I first off would like to offer my profound gratitude to the support offered to me earlier in the week when things seemed bleak and the world small. I owe you a debt of gratitude that I will do my best to honor.

Without further ado, a Blogging Post.

I started running a marathon in April. I had never really planned on it. I’m not sure what my plans were. According to the original timeline I set for my second novel, I should be either wrapping things up or, more likely, struggling through writing the damn thing. When I started the book, I gave myself 1-2 years to finish it.

At the end of March, the universe decided otherwise. Instead, I suddenly had less than a month, with a hell of an incentive to get the book done. I sometimes think about what that other novel would have been, how different it might be. I don’t think it would have the same break-neck pacing that came out of my 10-day Writing Frenzy in April. I don’t think I would have the same courage I have now to query in my quest to get it into print. Maybe it would have turned out longer than the 80,000 words it scraped into. I doubt much of the worldbuilding would be the same. Instead of setting my book in the Pacific Northwest, in a bid to write what I know, it would probably still be Edinburgh’s windy, wet streets.

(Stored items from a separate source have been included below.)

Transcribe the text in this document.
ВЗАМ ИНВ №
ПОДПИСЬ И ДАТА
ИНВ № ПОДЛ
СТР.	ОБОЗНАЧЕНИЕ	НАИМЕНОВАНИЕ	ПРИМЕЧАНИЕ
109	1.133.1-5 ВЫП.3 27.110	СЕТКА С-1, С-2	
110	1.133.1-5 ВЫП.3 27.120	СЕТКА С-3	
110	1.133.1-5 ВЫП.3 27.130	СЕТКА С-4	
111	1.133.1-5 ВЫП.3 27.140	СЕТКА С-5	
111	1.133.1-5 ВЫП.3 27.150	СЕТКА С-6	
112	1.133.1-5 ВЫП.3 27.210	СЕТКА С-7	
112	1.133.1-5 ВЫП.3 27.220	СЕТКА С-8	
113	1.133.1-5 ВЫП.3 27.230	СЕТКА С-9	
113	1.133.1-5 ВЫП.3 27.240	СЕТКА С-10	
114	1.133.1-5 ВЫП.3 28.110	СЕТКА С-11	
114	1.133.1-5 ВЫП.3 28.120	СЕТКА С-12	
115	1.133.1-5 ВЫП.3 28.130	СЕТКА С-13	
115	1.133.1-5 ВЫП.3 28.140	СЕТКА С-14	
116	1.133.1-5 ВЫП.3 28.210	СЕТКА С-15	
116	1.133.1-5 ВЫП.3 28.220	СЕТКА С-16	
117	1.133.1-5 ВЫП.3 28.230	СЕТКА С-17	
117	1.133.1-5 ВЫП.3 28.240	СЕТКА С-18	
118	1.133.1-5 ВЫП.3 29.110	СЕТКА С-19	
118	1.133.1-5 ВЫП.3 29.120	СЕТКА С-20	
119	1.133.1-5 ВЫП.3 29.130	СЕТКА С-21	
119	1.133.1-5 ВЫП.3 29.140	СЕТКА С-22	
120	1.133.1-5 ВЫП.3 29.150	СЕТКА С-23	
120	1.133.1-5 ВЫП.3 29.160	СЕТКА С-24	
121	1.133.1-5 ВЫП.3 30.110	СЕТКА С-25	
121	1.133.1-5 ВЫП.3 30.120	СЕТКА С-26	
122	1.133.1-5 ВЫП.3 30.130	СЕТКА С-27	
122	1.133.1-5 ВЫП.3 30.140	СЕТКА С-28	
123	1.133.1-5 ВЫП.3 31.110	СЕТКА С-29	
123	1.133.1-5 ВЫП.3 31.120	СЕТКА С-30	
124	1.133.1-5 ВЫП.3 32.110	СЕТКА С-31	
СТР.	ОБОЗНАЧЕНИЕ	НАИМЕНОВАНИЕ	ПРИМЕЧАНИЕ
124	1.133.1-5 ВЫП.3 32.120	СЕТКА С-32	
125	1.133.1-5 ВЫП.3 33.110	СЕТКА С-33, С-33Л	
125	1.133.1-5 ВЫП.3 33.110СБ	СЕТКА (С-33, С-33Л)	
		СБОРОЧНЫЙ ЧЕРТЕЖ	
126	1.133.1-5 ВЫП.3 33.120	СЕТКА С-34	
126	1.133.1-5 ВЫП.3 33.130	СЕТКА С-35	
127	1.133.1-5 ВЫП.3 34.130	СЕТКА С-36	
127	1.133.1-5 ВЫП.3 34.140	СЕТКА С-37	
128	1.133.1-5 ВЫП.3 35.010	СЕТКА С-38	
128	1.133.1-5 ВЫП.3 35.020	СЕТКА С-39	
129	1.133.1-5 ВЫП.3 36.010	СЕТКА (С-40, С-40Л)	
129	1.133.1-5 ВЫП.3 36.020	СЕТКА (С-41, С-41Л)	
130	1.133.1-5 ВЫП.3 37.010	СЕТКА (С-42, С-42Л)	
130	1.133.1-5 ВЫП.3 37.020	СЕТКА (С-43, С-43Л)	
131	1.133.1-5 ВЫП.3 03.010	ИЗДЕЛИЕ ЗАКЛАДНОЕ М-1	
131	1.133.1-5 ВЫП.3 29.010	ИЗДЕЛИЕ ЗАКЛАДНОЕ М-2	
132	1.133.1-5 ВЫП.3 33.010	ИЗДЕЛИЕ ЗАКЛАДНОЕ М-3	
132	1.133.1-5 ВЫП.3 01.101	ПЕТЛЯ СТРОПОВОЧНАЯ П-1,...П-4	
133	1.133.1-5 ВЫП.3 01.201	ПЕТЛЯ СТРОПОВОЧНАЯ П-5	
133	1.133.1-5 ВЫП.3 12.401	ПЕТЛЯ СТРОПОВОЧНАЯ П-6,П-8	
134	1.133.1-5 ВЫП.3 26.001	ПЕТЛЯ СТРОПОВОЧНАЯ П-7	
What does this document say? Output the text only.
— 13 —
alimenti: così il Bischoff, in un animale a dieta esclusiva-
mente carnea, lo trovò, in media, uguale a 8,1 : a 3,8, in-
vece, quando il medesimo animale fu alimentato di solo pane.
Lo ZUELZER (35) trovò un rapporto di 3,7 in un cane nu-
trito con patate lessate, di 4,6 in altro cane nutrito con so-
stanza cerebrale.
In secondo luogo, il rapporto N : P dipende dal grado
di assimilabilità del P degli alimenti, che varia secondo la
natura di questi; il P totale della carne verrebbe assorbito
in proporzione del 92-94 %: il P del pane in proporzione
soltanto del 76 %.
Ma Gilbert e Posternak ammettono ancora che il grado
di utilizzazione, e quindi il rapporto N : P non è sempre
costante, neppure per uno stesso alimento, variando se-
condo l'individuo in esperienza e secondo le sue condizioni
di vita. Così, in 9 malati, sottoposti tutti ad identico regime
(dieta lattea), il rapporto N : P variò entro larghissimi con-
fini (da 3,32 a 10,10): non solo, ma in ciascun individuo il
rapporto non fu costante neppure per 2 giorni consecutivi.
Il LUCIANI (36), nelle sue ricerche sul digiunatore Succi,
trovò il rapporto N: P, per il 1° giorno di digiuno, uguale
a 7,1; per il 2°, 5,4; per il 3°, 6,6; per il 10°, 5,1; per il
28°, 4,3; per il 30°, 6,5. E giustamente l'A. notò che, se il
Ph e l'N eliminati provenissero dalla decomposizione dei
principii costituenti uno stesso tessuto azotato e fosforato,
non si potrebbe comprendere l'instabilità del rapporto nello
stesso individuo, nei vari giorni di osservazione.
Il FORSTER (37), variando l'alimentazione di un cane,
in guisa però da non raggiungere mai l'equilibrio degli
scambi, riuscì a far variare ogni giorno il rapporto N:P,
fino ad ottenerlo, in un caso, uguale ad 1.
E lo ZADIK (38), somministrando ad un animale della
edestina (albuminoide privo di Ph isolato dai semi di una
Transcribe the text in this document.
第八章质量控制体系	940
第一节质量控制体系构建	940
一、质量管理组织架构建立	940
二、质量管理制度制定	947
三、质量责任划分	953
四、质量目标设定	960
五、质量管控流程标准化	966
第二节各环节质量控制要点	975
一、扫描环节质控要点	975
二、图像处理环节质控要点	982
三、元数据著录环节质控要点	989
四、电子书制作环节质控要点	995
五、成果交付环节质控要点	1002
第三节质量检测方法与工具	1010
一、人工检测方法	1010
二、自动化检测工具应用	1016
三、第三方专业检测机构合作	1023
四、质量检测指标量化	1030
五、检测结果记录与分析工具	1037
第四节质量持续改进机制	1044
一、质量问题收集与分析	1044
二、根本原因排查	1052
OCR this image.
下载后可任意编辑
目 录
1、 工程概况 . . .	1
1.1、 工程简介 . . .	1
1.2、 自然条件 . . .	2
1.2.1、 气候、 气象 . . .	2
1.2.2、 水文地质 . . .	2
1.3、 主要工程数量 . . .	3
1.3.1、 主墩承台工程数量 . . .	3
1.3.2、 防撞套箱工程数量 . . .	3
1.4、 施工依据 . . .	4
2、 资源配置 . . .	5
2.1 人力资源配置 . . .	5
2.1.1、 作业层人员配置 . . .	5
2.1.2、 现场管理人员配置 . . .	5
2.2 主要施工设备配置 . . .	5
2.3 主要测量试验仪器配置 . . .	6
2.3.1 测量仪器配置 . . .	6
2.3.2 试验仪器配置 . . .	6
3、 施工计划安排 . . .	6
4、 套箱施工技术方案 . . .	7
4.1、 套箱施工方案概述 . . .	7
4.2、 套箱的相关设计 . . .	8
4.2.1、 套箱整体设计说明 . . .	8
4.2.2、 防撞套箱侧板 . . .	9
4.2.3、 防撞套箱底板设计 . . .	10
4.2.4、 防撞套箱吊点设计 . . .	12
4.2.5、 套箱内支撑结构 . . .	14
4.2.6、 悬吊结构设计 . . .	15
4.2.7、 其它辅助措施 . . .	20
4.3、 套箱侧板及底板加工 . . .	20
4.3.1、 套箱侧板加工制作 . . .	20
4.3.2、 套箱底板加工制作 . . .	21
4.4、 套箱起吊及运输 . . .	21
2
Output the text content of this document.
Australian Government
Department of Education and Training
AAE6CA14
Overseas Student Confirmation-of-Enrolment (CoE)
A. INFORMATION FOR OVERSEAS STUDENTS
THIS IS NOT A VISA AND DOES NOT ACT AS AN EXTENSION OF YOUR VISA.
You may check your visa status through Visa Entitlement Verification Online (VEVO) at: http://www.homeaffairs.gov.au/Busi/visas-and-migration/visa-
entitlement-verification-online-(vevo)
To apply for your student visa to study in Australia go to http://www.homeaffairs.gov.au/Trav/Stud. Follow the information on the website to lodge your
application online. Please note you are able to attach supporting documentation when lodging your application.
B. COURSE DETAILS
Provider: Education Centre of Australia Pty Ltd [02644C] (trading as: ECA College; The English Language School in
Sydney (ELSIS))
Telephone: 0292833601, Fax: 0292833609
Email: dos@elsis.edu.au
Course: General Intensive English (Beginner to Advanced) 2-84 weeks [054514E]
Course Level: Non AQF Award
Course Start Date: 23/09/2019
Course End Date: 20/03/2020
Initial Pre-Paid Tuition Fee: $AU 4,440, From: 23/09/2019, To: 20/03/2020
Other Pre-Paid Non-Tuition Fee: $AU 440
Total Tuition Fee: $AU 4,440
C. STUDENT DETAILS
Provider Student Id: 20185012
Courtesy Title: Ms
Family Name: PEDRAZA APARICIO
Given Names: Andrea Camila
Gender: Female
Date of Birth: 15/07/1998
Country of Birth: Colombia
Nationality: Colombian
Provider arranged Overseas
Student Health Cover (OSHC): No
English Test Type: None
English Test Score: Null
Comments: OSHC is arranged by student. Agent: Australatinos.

In a weird way, I am profoundly grateful for my layoff. It crystallized my will and gave me the strength to crack through my inattention and finish something I dreamed of doing. The layoff pushed me so far out of my comfort zone and into a marathon that I never prepared for or ever desired to run. I am a different person because of that layoff. I have spent these months since shedding off the protective layer of corporate chitin. I channel the experiences I had into my words and my characters. I know how to research and hit deadlines, but I feel awake again. My eyes stare out afresh to the possibility of magic in the world. I am reading and consuming more books in the past few months than I have in years.

While I swallow my introvert’s trepidation and throttle my natural self-deprecation, I am now the champion of a book, of a set of characters, a found family trying to make sense of a chaotic world under desperate circumstances.